England made him pay when Farrell struck an excellent penalty from 46 metres after a scrum. It was 15-6.
It was a lead for England but not surely enough to warrant Nowell taking a quick lineout inside his own half and landing Mike Brown in a bit of trouble. Hogg made sure the ball was run back effectively and the penalty was Scotland's. Laidlaw made it 15-9.
For the first time in the match there was a little niggle, and, no, it did not involve Hartley, but, yes, it did involve Farrell and Brown. It was nothing really, though, but Brown did make an uncharacteristic mistake soon afterwards, kicking straight out.
Hartley departed after 76 minutes and, whether it was coincidence, it was interesting that England's best scrummage of the match came immediately afterwards. They won a penalty from it and from the ensuing lineout went through 10 phases so that they were deep in Scotland's half when the final whistle went. Ford booted the ball into the stands and there was some celebrations from England. It must have been relief. It cannot really have been anything else. We move on swiftly.

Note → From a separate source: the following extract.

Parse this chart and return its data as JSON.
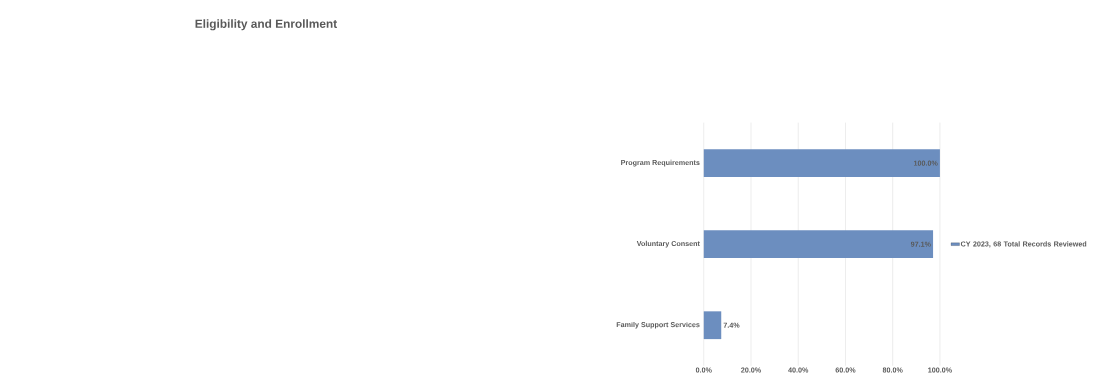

Scorers - Scotland: Laidlaw 3 pens; England: Kruis, Nowell try each; Farrell pen, con;
Scotland: Hogg; Maitland, Bennett, Scott, Seymour (Taylor 65); Russell, Laidlaw (capt); Dickinson (Reid 58), Ford (McInally 64), Nel (Fagerson 69), R Gray, J Gray (Swinson 70), Barclay (Cowan 59), Hardie, Denton.
England: Brown; Nowell, Joseph, Farrell, Watson; Ford, Care (B Youngs 54); Marler (M Vunipola 49), Hartley (capt; George 76)), Cole, Launchbury (Lawes 47), Kruis, Robshaw (Clifford 69), Haskell, B Vunipola.